As we’re looking for details, facts, and figures about people, places, or things, over a billion of us around the world tend to “google it” -- and one of the first search engine returns we get is a reference to Wikipedia, which about a half billion people use worldwide. Why is that? Is the information useful and trustworthy? Who made it, and why? And how does Wikipedia do what they do? This talk will take a brief look at some of the who, what, when, where, and why of this much-used international resource.

10.45am - 11.30am Associate Professor Jan Rybicki - "Authors, Translators and Algorithms"

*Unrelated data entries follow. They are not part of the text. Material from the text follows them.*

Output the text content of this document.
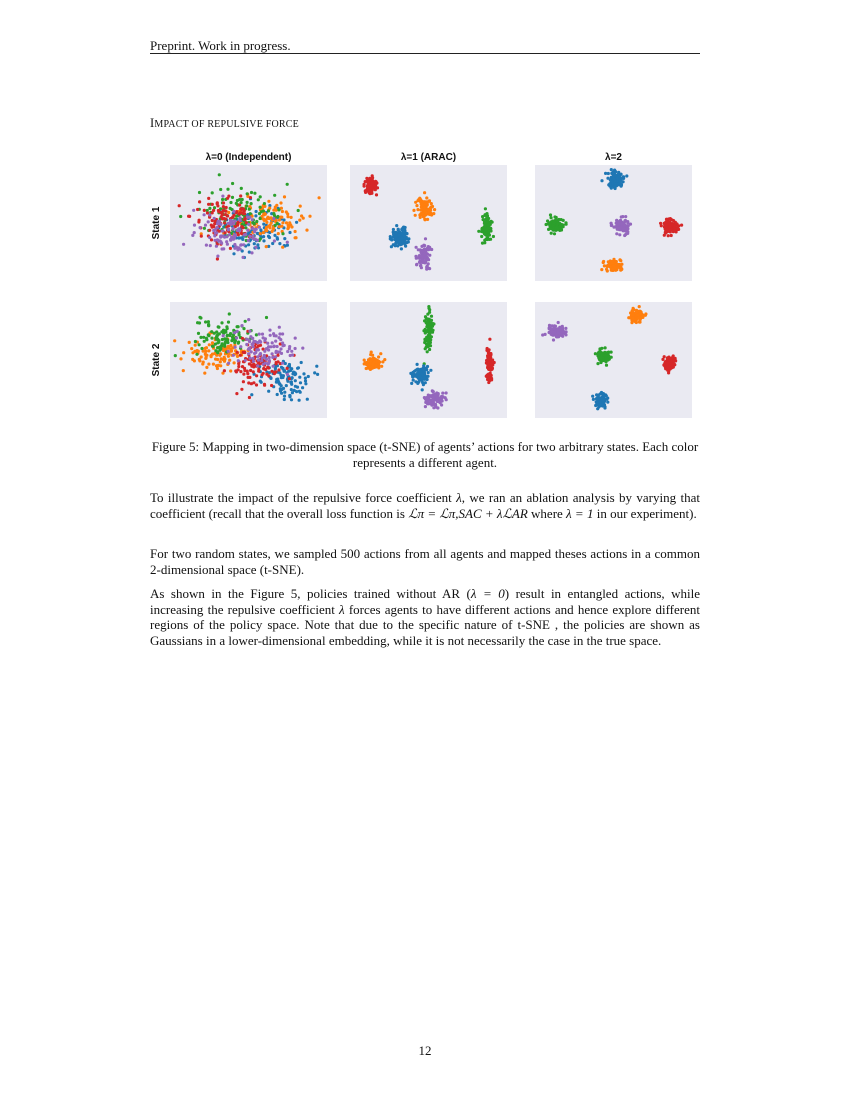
Preprint. Work in progress.
IMPACT OF REPULSIVE FORCE
λ=0 (Independent)	λ=1 (ARAC)	λ=2
State 1
State 2
Figure 5: Mapping in two-dimension space (t-SNE) of agents’ actions for two arbitrary states. Each color represents a different agent.

To illustrate the impact of the repulsive force coefficient λ, we ran an ablation analysis by varying that coefficient (recall that the overall loss function is ℒπ = ℒπ,SAC + λℒAR where λ = 1 in our experiment).

For two random states, we sampled 500 actions from all agents and mapped theses actions in a common 2-dimensional space (t-SNE).

As shown in the Figure 5, policies trained without AR (λ = 0) result in entangled actions, while increasing the repulsive coefficient λ forces agents to have different actions and hence explore different regions of the policy space. Note that due to the specific nature of t-SNE , the policies are shown as Gaussians in a lower-dimensional embedding, while it is not necessarily the case in the true space.

12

Stylometry, or statistical analysis of variations in literary language, counts words and/or other linguistic features in texts, and is very good at grouping those texts by their authors, by chronology, by literary genre... Things become a little more complicated when stylometry deals with translated texts, and the stylometrist never knows what to expect: will the texts still group by their original authors, or perhaps by translators; will the translated texts exhibit similarity by original chronology, or by that of translation? This presentation will illustrate these phenomena with several case studies.

11.30am - 12.30pm Dr Gillian Arrighi - "Virtual Reality Recreation of the Victoria Theatre"

This demonstration will allow participants to immerse themselves in a historic recreation of the glory of New South Wale’s oldest surviving heritage theatre in its heyday.